Aims/hypothesis: Sodium glucose cotransporter 2 (SGLT2) inhibition lowers HbA_1c, systolic BP (SBP) and weight in patients with type 2 diabetes and reduces renal hyperfiltration associated with type 1 diabetes, suggesting decreased intraglomerular hypertension. As lowering HbA_1c, SBP, weight and intraglomerular pressure is associated with anti-albuminuric effects in diabetes, we hypothesised that SGLT2 inhibition would reduce the urine albumin-to-creatinine ratio (UACR) to a clinically meaningful extent. Methods: We examined the effect of the SGLT2 inhibitor empagliflozin on UACR by pooling data from patients with type 2 diabetes and prevalent microalbuminuria (UACR = 30–300 mg/g; n = 636) or macroalbuminuria (UACR > 300 mg/g; n = 215) who participated in one of five phase III randomised clinical trials.
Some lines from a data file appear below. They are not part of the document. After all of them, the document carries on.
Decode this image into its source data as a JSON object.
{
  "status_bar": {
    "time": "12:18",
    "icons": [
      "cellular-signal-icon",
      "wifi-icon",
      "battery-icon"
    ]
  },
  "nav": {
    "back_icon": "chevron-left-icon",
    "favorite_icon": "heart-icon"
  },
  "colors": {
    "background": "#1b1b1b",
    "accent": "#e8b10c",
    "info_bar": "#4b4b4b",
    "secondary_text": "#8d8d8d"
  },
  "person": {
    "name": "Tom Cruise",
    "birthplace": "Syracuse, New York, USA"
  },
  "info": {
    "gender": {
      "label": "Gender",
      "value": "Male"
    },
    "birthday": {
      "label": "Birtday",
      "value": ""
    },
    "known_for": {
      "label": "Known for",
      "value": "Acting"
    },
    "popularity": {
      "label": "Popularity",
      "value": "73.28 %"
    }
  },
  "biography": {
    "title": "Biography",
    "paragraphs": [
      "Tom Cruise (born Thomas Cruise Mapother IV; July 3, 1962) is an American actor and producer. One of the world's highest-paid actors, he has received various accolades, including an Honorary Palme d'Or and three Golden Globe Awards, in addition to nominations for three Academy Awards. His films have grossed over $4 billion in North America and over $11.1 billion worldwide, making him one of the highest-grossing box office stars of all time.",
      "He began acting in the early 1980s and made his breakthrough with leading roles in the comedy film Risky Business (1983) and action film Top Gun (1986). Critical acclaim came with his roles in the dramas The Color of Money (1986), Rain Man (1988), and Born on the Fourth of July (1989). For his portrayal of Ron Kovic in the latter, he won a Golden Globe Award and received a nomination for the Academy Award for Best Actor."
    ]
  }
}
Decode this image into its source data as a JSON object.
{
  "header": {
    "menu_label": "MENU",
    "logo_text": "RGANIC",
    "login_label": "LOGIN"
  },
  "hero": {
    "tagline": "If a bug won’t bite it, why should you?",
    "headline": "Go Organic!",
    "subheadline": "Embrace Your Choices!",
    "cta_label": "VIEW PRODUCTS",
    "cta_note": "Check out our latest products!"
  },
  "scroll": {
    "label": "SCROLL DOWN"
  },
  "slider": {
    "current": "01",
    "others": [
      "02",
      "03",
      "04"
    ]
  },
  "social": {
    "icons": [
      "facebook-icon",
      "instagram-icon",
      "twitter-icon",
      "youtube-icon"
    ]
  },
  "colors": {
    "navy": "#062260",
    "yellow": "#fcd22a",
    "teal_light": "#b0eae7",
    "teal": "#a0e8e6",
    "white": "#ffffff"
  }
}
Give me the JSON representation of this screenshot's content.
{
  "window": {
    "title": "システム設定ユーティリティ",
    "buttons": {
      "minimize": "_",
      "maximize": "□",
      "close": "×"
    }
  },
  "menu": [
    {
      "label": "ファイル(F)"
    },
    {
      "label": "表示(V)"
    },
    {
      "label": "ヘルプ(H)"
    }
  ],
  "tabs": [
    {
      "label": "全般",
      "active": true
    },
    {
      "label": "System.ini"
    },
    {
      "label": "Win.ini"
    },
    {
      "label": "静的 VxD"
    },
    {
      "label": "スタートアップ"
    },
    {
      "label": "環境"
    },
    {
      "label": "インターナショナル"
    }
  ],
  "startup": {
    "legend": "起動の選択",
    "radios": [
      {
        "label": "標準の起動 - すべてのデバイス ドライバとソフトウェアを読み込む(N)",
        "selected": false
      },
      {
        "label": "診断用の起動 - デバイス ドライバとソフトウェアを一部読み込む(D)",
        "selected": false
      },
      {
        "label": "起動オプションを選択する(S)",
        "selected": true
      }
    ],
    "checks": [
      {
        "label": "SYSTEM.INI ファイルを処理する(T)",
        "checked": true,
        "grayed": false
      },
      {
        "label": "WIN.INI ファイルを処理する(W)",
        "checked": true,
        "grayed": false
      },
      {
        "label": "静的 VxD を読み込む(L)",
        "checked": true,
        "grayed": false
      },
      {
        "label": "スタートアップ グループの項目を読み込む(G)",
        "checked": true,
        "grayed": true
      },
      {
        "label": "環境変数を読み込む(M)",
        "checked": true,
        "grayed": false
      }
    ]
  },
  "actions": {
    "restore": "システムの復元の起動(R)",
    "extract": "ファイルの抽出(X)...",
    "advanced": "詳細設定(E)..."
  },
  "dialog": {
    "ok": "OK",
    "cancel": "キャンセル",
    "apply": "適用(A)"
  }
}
Primary assessment was defined as percentage change in geometric mean UACR from baseline to week 24. Results: After controlling for clinical confounders including baseline log-transformed UACR, HbA_1c, SBP and estimated GFR (according to the Modification of Diet in Renal Disease [MDRD] formula), treatment with empagliflozin significantly reduced UACR in patients with microalbuminuria (−32% vs placebo; p < 0.001) or macroalbuminuria (−41% vs placebo; p < 0.001). Intriguingly, in regression models, most of the UACR-lowering effect with empagliflozin was not explained by SGLT2 inhibition-related improvements in HbA_1c, SBP or weight. Conclusions/interpretation: In patients with type 2 diabetes and either micro- or macroalbuminuria, empagliflozin reduced UACR by a clinically meaningful amount. This effect was largely independent of the known metabolic or systemic haemodynamic effects of this drug class. Our results further support a direct renal effect of SGLT2 inhibitors. Prospective studies are needed to explore the potential of this intervention to alter the course of kidney disease in high-risk patients with diabetes. Trial registration:: Clinicaltrials.gov NCT01177813 (study 1); NCT01159600 (study 2); NCT01159600 (study 3); NCT01210001 (study 4); and NCT01164501 (study 5).